The infrastructure of proof erodes our capacity for belief. We forget what it felt like to consume without suspecting or create without bracing for suspicion. But performance isn't the enemy. We've always performed. The question is whether the performance serves something real or just simulates it.
If effort is now diminished, if it can be hidden, and proof can or soon will be gamed too, if transparency itself can be performed — what’s left?
The only thing left that can’t be gamed is wanting something badly enough that it shows. Desire is the closest thing to proof of authenticity we have left.
Desire resists this because it’s too high-dimensional to fake well. You can perform any single signal of it at any single moment. But the full pattern across time, contexts, and situations unseen is too complex to be manufactured.
Not borrowed desire or socially acceptable desire or safe ambition. Honest and visible desire. The kind that proves itself yours. Independent, embarrassing, raw. To want something visibly is to risk failing visibly. That’s why most people hedge. They want things privately and with plausible deniability built in. And beyond public desire, you need a why, a living story that takes shape in private desire.
When Timothée Chalamet says he's on a quest for greatness, you can argue it's sincere or strategic. It doesn't matter. You believe he wants it. There's no reason to fake that desire, we think, only to hide it. And like it or not, this is why people label Donald Trump authentic too. His whole personality is telling you what he desires and telling you why he deserves to get it. You can hate what he wants and hope he doesn't get it, but you cannot deny that he wants it.
Duration is the final filter. People chasing rewards leave when rewards dry up. Sustained obsession can’t be faked. If you do fake it long enough to become indistinguishable from someone who has it, you’re not faking anymore.

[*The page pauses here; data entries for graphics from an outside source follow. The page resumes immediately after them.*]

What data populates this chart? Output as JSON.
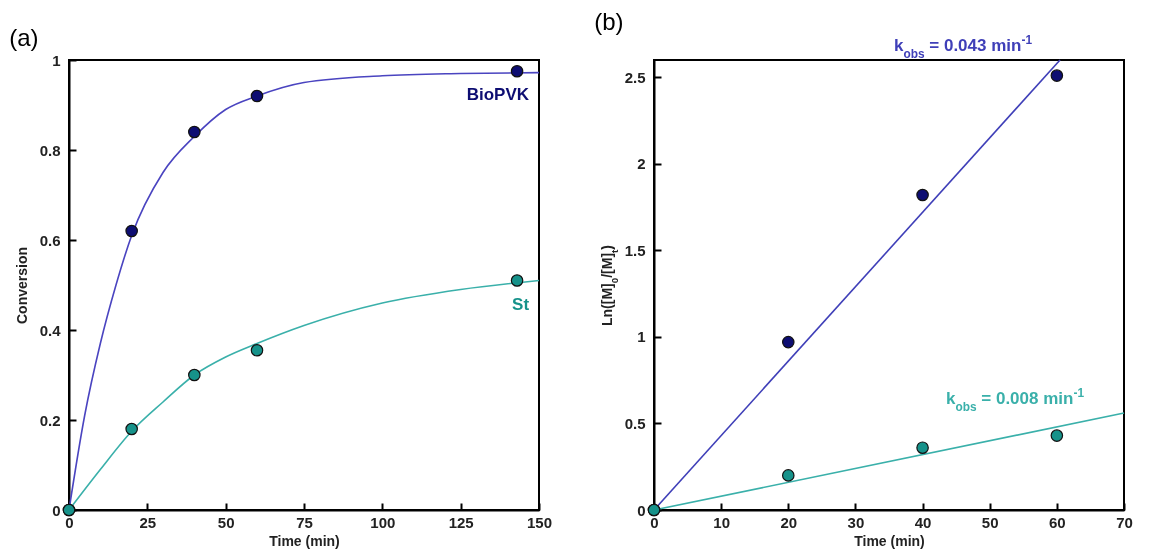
{
  "chart_data": [
    {
      "type": "scatter",
      "title": "(a)",
      "xlabel": "Time (min)",
      "ylabel": "Conversion",
      "xlim": [
        0,
        150
      ],
      "ylim": [
        0,
        1
      ],
      "xticks": [
        0,
        25,
        50,
        75,
        100,
        125,
        150
      ],
      "yticks": [
        0,
        0.2,
        0.4,
        0.6,
        0.8,
        1
      ],
      "series": [
        {
          "type": "line",
          "color": "#4a44c0",
          "marker": "none",
          "x": [
            0,
            5,
            10,
            15,
            20,
            30,
            40,
            50,
            60,
            75,
            100,
            125,
            150
          ],
          "values": [
            0,
            0.21,
            0.37,
            0.5,
            0.61,
            0.75,
            0.83,
            0.89,
            0.92,
            0.95,
            0.965,
            0.97,
            0.972
          ]
        },
        {
          "type": "line",
          "color": "#3ab0aa",
          "marker": "none",
          "x": [
            0,
            10,
            20,
            30,
            40,
            50,
            60,
            75,
            100,
            125,
            150
          ],
          "values": [
            0,
            0.09,
            0.175,
            0.24,
            0.3,
            0.34,
            0.37,
            0.41,
            0.46,
            0.49,
            0.51
          ]
        },
        {
          "name": "BioPVK",
          "color": "#0d0d72",
          "marker": "circle",
          "x": [
            0,
            20,
            40,
            60,
            143
          ],
          "values": [
            0,
            0.62,
            0.84,
            0.92,
            0.975
          ]
        },
        {
          "name": "St",
          "color": "#16928a",
          "marker": "circle",
          "x": [
            0,
            20,
            40,
            60,
            143
          ],
          "values": [
            0,
            0.18,
            0.3,
            0.355,
            0.51
          ]
        }
      ]
    },
    {
      "type": "scatter",
      "title": "(b)",
      "xlabel": "Time (min)",
      "ylabel": "Ln([M]$_{0}$/[M]$_{t}$)",
      "xlim": [
        0,
        70
      ],
      "ylim": [
        0,
        2.6
      ],
      "xticks": [
        0,
        10,
        20,
        30,
        40,
        50,
        60,
        70
      ],
      "yticks": [
        0,
        0.5,
        1,
        1.5,
        2,
        2.5
      ],
      "series": [
        {
          "name": "k$_{obs}$ = 0.043 min$^{-1}$",
          "type": "line",
          "color": "#3f3fb8",
          "marker": "none",
          "x": [
            0,
            60.47
          ],
          "values": [
            0,
            2.6
          ]
        },
        {
          "name": "k$_{obs}$ = 0.008 min$^{-1}$",
          "type": "line",
          "color": "#3ab0aa",
          "marker": "none",
          "x": [
            0,
            70
          ],
          "values": [
            0,
            0.56
          ]
        },
        {
          "color": "#0d0d72",
          "marker": "circle",
          "x": [
            0,
            20,
            40,
            60
          ],
          "values": [
            0,
            0.97,
            1.82,
            2.51
          ]
        },
        {
          "color": "#16928a",
          "marker": "circle",
          "x": [
            0,
            20,
            40,
            60
          ],
          "values": [
            0,
            0.2,
            0.36,
            0.43
          ]
        }
      ]
    }
  ]
}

Just don’t show me a test that says you’re real. The only thing I know when you show me a 100% Human score is that you wanted me to know you were authentic. All you’ve proven is your desire to prove something. The most human trait of all.
In the end, authenticity is a lot like love. You can say the words. You can perform the gestures. But you can’t prove it. The proof is in our experience of the thing itself — or it’s nowhere. The moment we can’t recognize humanity without a machine to verify it, we’ve already lost ours.